I am confused why there are only 8 groups in this image, because from the single-gene alignments we end up with 17 species according to my data merging Python script:
{'Ae_bicornis', 'Ae_speltoides', 'Ae_mutica', 'Ta_caputMedusae', 'T_urartu', 'H_vulgare', 'Ae_tauschii', 'Er_bonaepartis', 'Ae_caudata', 'T_boeoticum', 'Ae_umbellulata', 'Ae_longissima', 'Ae_uniaristata', 'Ae_sharonensis', 'Ae_searsii', 'S_vavilovii', 'Ae_comosa'}
I subsampled the empirical dataset, using majority consensus for the 17 species sequences.
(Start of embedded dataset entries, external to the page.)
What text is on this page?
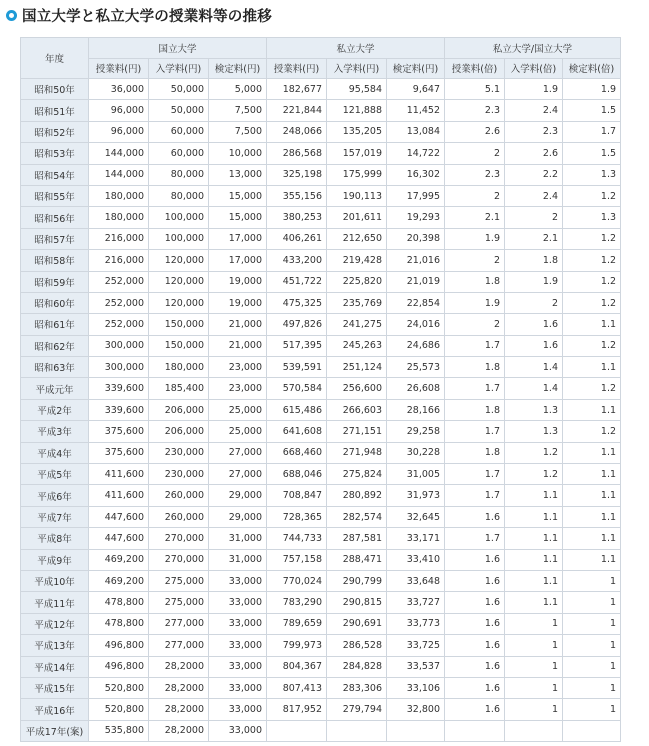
国立大学と私立大学の授業料等の推移
年度	国立大学			私立大学			私立大学/国立大学		
	授業料(円)	入学料(円)	検定料(円)	授業料(円)	入学料(円)	検定料(円)	授業料(倍)	入学料(倍)	検定料(倍)
昭和50年	36,000	50,000	5,000	182,677	95,584	9,647	5.1	1.9	1.9
昭和51年	96,000	50,000	7,500	221,844	121,888	11,452	2.3	2.4	1.5
昭和52年	96,000	60,000	7,500	248,066	135,205	13,084	2.6	2.3	1.7
昭和53年	144,000	60,000	10,000	286,568	157,019	14,722	2	2.6	1.5
昭和54年	144,000	80,000	13,000	325,198	175,999	16,302	2.3	2.2	1.3
昭和55年	180,000	80,000	15,000	355,156	190,113	17,995	2	2.4	1.2
昭和56年	180,000	100,000	15,000	380,253	201,611	19,293	2.1	2	1.3
昭和57年	216,000	100,000	17,000	406,261	212,650	20,398	1.9	2.1	1.2
昭和58年	216,000	120,000	17,000	433,200	219,428	21,016	2	1.8	1.2
昭和59年	252,000	120,000	19,000	451,722	225,820	21,019	1.8	1.9	1.2
昭和60年	252,000	120,000	19,000	475,325	235,769	22,854	1.9	2	1.2
昭和61年	252,000	150,000	21,000	497,826	241,275	24,016	2	1.6	1.1
昭和62年	300,000	150,000	21,000	517,395	245,263	24,686	1.7	1.6	1.2
昭和63年	300,000	180,000	23,000	539,591	251,124	25,573	1.8	1.4	1.1
平成元年	339,600	185,400	23,000	570,584	256,600	26,608	1.7	1.4	1.2
平成2年	339,600	206,000	25,000	615,486	266,603	28,166	1.8	1.3	1.1
平成3年	375,600	206,000	25,000	641,608	271,151	29,258	1.7	1.3	1.2
平成4年	375,600	230,000	27,000	668,460	271,948	30,228	1.8	1.2	1.1
平成5年	411,600	230,000	27,000	688,046	275,824	31,005	1.7	1.2	1.1
平成6年	411,600	260,000	29,000	708,847	280,892	31,973	1.7	1.1	1.1
平成7年	447,600	260,000	29,000	728,365	282,574	32,645	1.6	1.1	1.1
平成8年	447,600	270,000	31,000	744,733	287,581	33,171	1.7	1.1	1.1
平成9年	469,200	270,000	31,000	757,158	288,471	33,410	1.6	1.1	1.1
平成10年	469,200	275,000	33,000	770,024	290,799	33,648	1.6	1.1	1
平成11年	478,800	275,000	33,000	783,290	290,815	33,727	1.6	1.1	1
平成12年	478,800	277,000	33,000	789,659	290,691	33,773	1.6	1	1
平成13年	496,800	277,000	33,000	799,973	286,528	33,725	1.6	1	1
平成14年	496,800	28,2000	33,000	804,367	284,828	33,537	1.6	1	1
平成15年	520,800	28,2000	33,000	807,413	283,306	33,106	1.6	1	1
平成16年	520,800	28,2000	33,000	817,952	279,794	32,800	1.6	1	1
平成17年(案)	535,800	28,2000	33,000						
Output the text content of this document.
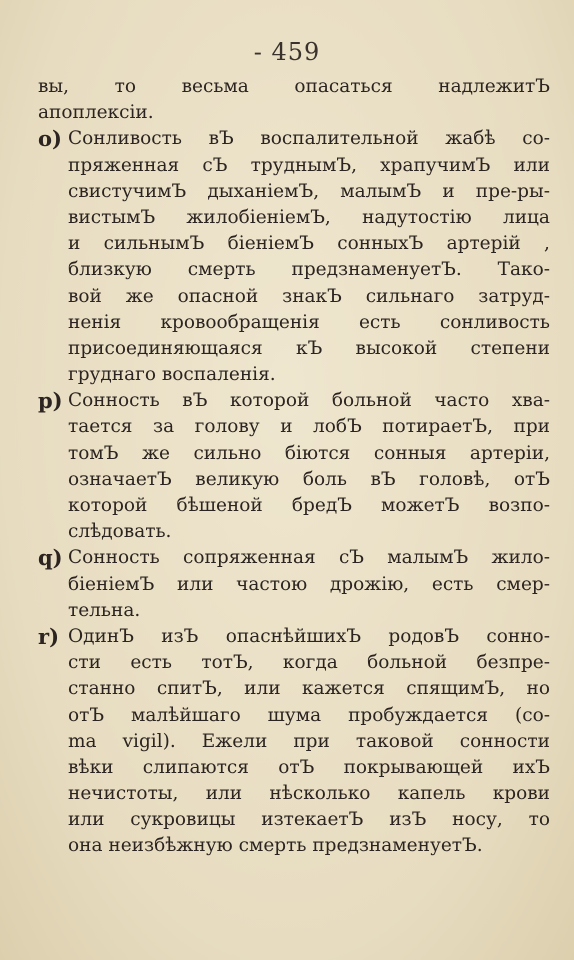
- 459
вы, то весьма опасаться надлежитЪ
апоплексіи.
o) Сонливость вЪ воспалительной жабѣ со-
пряженная сЪ труднымЪ, храпучимЪ или
свистучимЪ дыханіемЪ, малымЪ и пре-ры-
вистымЪ жилобіеніемЪ, надутостію лица
и сильнымЪ біеніемЪ сонныхЪ артерій ,
близкую смерть предзнаменуетЪ. Тако-
вой же опасной знакЪ сильнаго затруд-
ненія кровообращенія есть сонливость
присоединяющаяся кЪ высокой степени
груднаго воспаленія.
p) Сонность вЪ которой больной часто хва-
тается за голову и лобЪ потираетЪ, при
томЪ же сильно біются сонныя артеріи,
означаетЪ великую боль вЪ головѣ, отЪ
которой бѣшеной бредЪ можетЪ возпо-
слѣдовать.
q) Сонность сопряженная сЪ малымЪ жило-
біеніемЪ или частою дрожію, есть смер-
тельна.
r) ОдинЪ изЪ опаснѣйшихЪ родовЪ сонно-
сти есть тотЪ, когда больной безпре-
станно спитЪ, или кажется спящимЪ, но
отЪ малѣйшаго шума пробуждается (co-
ma vigil). Ежели при таковой сонности
вѣки слипаются отЪ покрывающей ихЪ
нечистоты, или нѣсколько капель крови
или сукровицы изтекаетЪ изЪ носу, то
она неизбѣжную смерть предзнаменуетЪ.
That's the tree inferred by raxml-ng, which I will use as start network for NetRAX:

merged_genes_species.raxml.bestTree.txt
raxml-ng vanilla (with 10 random and 10 parsimony starting trees, site repeats and coarse-grain load balancing disabled, taking binary MSA file as input, on 10 cluster nodes) on the big empirical dataset needs about 1 hour in total, which is around 3 minutes per starting tree. I used the master branch of raxml-ng for tree inference, commit 6db1154d64b5b6f65c09dccdc4576a8e5ab87195.